In this context, "zero-shot" capability usually means "how well it performs without fine-tuning or prompting with in-context examples" after the model is trained and parameters frozen.

p1esk · 2024-02-03T02:44:08 1706928248

Zero shot means a model trained one one dataset, or for one task, performs well on another dataset, or on another task - without any finetuning.

adastra22 · 2024-02-03T09:36:11 1706952971

Thanks for the clarification, because that is NOT what zero shot used to mean in AI.

whiplash451 · 2024-02-03T09:42:22 1706953342

What did it use to mean?

adastra22 · 2024-02-03T11:17:07 1706959027

Basically the ability to perform a task on the first try, without any feedback. E.g. a robot that is trained to pick up blocks being told to shoot a basketball though a hoop, and making a reasonable attempt at doing so on the first try (doesn't have to be successful, but has to in some way resemble throwing a ball through a hoop rather than picking up blocks).

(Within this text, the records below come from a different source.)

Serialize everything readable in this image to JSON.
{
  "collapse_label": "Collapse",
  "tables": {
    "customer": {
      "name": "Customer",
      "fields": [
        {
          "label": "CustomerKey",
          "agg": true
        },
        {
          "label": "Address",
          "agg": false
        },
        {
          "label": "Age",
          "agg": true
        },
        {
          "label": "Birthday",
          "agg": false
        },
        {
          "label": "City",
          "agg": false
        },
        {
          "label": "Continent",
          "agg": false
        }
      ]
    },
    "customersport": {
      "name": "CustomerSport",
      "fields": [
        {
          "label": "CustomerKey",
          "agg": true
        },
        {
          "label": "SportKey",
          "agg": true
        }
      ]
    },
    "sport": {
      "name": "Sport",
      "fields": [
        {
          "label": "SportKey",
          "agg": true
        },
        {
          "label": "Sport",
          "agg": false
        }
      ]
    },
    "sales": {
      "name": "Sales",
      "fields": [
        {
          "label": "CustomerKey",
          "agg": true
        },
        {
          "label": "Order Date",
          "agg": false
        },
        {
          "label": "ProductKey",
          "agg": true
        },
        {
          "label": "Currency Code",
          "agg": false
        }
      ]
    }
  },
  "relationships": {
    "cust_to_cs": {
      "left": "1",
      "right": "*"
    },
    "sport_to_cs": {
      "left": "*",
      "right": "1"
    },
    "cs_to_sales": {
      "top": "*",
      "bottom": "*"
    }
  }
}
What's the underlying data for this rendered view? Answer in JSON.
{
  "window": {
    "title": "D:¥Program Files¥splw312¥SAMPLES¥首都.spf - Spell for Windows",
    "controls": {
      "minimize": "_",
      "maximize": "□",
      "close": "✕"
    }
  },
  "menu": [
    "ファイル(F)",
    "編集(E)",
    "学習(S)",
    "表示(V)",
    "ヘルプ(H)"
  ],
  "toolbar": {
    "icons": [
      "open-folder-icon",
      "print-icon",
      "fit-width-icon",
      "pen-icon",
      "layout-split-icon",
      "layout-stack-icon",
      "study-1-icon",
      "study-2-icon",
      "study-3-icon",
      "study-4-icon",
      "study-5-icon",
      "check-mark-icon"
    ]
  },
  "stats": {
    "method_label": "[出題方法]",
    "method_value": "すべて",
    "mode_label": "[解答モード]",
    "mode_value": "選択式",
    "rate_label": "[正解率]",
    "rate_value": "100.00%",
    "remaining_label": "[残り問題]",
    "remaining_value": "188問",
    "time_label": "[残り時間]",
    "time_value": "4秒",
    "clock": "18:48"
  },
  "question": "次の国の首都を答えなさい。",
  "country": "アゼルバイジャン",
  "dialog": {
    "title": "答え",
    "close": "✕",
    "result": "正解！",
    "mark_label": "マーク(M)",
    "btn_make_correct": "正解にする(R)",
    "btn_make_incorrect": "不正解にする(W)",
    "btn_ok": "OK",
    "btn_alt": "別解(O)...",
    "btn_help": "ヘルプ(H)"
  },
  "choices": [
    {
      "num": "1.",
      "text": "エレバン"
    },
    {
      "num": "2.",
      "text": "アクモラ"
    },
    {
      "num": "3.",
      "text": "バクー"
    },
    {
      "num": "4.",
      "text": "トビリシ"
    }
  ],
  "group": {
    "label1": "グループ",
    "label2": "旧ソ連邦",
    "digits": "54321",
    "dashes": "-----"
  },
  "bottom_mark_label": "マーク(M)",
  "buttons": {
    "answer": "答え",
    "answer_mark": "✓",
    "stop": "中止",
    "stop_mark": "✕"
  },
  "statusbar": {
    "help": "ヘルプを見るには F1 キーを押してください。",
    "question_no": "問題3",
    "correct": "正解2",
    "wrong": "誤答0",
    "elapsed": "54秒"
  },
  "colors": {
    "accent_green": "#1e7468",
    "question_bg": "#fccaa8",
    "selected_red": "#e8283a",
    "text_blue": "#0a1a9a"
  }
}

I can see how the machine learning definition is similar, but the whole idea of retraining and fine-tuning is foreign to a lot of subfields in GOFAI.

optimalsolver · 2024-02-03T15:35:45 1706974545

So a model trained on one task, performing reasonably well on an related task?

adastra22 · 2024-02-03T19:17:56 1706987876

Yeah sorry I didn’t mention the important difference, which had me surprised. One shot learning in traditional AI is (to use modern terms), one shot training. The AI doesn’t just do the thing in the first try, it learns from that inference as well and does the thing even better on the second try.

I guess attentional context is almost this, but LLMs don’t update their base model after a one shot inference.

p1esk · 2024-02-03T18:11:47 1706983907

How do you train a robot in GOFAI?

hackerlight · 2024-02-03T04:54:10 1706936050

Are they ever going to release the weights?